Mit dem Fund einer Wachsleiche in Inzell ist ein trauerbeladenes Tabuthema an die Oberfläche gekommen: Es gibt Fälle, in denen Körper nicht verwesen. Und die sind nicht selten. Bestatter kennen das Problem.

Rosenheim – „Viele Friedhöfe in unserer Region haben keine guten Bodenverhältnisse, sodass der Verwesungsprozess zögerlich bis gar nicht voranschreiten kann“, erklärt Michael Hartl, Geschäftsführer des Rosenheimer Friedhofs-Kompetenz-Zentrums. Es sind stark lehm- und tonhaltige Böden, die zur Mumifikation eines Körpers führen können: „Wachsleichen gibt es häufiger, als man denkt.“

Lehmböden dichten Särge förmlich ab

Normalerweise solle der Sarg den Körper vor dem Erddruck schützen, erklärt Hartl ein Thema, das makaber anmutet, aber zum Sterben dazugehört. In Deutschland gilt die Sargpflicht. Der Sarg soll vor allem die Würde eines Menschen im Tode wahren. Er hat aber auch eine andere Funktion: „Der im Sarg vorhandener Sauerstoff schafft optimale Bedingungen für die Verwesung“, erklärt Hartl.

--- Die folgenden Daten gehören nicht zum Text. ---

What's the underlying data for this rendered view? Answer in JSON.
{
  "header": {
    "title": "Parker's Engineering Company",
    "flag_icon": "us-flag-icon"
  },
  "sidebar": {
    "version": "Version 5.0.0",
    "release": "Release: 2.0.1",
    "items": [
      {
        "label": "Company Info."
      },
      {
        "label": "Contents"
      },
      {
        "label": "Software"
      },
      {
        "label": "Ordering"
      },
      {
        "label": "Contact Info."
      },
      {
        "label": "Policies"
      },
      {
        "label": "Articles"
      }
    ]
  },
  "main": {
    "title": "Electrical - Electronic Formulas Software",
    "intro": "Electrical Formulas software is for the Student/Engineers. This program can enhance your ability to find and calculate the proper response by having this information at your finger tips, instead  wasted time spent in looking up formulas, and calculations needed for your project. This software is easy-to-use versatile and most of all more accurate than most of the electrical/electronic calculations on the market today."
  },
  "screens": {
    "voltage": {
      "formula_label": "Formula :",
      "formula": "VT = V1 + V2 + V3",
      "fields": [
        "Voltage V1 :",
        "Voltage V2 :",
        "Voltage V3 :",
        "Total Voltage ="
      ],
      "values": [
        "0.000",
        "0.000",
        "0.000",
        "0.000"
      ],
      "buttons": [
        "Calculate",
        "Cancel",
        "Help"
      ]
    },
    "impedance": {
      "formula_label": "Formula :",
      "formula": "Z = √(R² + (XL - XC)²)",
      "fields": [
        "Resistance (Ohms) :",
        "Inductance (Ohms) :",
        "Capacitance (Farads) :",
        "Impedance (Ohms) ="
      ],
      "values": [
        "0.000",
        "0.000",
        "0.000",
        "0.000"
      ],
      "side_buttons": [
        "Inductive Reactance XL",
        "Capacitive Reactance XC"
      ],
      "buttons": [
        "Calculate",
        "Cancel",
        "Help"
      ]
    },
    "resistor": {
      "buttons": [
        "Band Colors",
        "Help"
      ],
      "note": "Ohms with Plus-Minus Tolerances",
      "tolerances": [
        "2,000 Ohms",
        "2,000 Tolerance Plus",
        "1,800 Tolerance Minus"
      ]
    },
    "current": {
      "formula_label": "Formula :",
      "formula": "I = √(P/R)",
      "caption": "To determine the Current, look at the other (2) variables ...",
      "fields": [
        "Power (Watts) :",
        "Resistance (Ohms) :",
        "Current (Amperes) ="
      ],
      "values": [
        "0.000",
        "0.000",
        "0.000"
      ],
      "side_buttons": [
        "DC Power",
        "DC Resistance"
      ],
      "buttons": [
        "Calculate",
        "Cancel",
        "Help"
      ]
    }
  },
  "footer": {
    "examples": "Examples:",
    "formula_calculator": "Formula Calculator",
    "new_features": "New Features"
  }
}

Doch von Lehmböden wird diese eingeschränkt: „Deren Beschaffenheit sorgt dafür, dass Sarg und Körper kaum mit Sauerstoff in Kontakt kommen. Sie sind förmlich abgedichtet“, erläutert Hartl. Die Verwesungsprozesse geraten ins Stocken. Die Folgen beschreibt der Bundesverband Deutscher Bestatter so: „Körperfette verwandeln sich in eine wachsartige Schicht, die sich im Gewebe und auf der Haut des Körpers ablagert – deshalb auch die Bezeichnung Wachsleiche.“

Gebeine bleiben in der Erde

Dass Schädel, große Becken- oder Oberschenkelknochen auch nach Jahrzehnten noch in aufgelassenen Grabstellen gefunden werden, ist normal. Früher wurden sie in sogenannten Beinhäusern aufbewahrt. Heute ist das nicht mehr üblich, bleiben die Gebeine in der Erde. Anders verhält es sich bei kompletten, nicht verwesten Körpern. Sollte nach der Auflösung eines Grabes wie jetzt auf dem Inzeller Friedhof eine Wachsleiche gefunden werden, muss diese exhumiert werden. „Sie wird entnommen und unter die Grabsohle der neuen Bestattung gebettet“, so Hartl. Das heißt konkret: „Die Erdlöcher für Gräber werden im Normalfall bis zu einer Tiefe von etwa zwei Metern ausgehoben. In solch einem Fall müsste die Grube dann auf etwa 2,40 Meter vertieft werden, damit der Leichnam dort wieder bestattet werden kann“, so Hartl. Erst danach dürfe in den darüberliegenden Schichten eine andere Beisetzung erfolgen.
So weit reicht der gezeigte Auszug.